Juniper is a native Wisconsin shrub that provides shelter and berries for songbirds. It hasn't got many pests and lives a long time, and it smells nice. I'd try to find a way to work it in to your planned landscape.http://wildones.org/land/wibirdpl.html
I agree with exegene about cutting off the dead yews at or below ground level and letting nature take care of the decay process. I've seen people pull them out with a strap as msnflyer says, and suggest if you do that use a beat up pickup with a trailer hitch, go slow, stand back, and have your insurance up to date. Hook both hooks to your hitch and loop the strap around the root, don't put the hook on the root. This is one of those things where there's a lot that can go very wrong.
I've also seen the thing that jacks them up out of the ground like a car jack.

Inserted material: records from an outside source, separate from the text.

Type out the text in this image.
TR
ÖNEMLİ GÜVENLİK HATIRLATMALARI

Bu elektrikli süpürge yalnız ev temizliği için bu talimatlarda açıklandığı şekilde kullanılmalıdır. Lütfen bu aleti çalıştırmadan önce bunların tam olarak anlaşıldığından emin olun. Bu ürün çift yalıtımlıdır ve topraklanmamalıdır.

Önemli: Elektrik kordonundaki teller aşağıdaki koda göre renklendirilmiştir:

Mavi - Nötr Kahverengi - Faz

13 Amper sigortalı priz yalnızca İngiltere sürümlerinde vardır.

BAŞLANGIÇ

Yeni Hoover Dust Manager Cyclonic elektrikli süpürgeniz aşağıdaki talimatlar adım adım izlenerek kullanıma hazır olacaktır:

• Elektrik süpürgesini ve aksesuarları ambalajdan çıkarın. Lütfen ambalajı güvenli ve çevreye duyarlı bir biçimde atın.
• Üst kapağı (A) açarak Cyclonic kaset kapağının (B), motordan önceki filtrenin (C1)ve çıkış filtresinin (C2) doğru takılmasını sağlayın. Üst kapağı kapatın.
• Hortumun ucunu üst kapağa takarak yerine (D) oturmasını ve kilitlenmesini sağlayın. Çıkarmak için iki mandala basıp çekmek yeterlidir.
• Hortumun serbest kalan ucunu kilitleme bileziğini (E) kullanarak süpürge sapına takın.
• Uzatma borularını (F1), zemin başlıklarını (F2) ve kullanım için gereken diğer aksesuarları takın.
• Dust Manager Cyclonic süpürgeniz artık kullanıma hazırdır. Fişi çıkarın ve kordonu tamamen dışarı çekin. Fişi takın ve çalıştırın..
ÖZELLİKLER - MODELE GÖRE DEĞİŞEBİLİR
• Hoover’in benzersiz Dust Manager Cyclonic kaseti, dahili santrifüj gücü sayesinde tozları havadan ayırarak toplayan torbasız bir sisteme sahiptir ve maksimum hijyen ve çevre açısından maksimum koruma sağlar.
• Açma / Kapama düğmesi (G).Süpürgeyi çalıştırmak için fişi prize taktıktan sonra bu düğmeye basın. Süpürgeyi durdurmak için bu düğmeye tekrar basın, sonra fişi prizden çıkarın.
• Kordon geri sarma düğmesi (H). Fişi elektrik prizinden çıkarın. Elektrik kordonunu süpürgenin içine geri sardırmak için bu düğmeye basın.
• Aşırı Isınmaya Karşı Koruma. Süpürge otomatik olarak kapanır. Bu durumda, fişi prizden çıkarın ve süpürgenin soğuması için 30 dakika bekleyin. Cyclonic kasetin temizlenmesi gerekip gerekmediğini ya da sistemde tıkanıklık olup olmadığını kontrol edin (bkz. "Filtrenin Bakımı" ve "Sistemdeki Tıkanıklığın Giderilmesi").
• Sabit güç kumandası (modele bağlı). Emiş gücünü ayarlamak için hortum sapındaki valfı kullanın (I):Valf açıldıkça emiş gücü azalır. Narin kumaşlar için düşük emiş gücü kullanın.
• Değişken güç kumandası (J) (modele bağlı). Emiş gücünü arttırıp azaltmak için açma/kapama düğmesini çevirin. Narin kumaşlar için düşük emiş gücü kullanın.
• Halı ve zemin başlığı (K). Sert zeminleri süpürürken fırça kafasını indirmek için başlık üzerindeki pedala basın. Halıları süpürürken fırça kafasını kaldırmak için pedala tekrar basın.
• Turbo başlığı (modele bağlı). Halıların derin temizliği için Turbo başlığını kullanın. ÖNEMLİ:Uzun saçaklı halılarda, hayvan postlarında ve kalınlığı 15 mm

It's pretty decent for getting fence posts out of the ground, but IMO both strap and jack solutions are too much trouble for dead shrubbery. My neighbor did a big de-shrubbing cleanup last summer using a sawzall to cut the roots in pieces and free the bottom of the stump. It was slow but reasonably safe.
A landscape company will be glad to take the job, especially if you have a whole fencerow of overgrown stuff. This is why god made bobcats. You will end up replanting a lot of lawn, most likely.
C4? Don't pay any attention to him...
If the yews are dead and not very big, you might be surprised how easy it is to get the whole works out of the ground with a garden fork some day when the soil is soft. I got a couple out that way last summer -- looked like the roots had never grown far beyond the original root ball, which could have been why they died in the first place. Use a long lopper to get rid of as much of the top as possible first. Not for big old ones of course.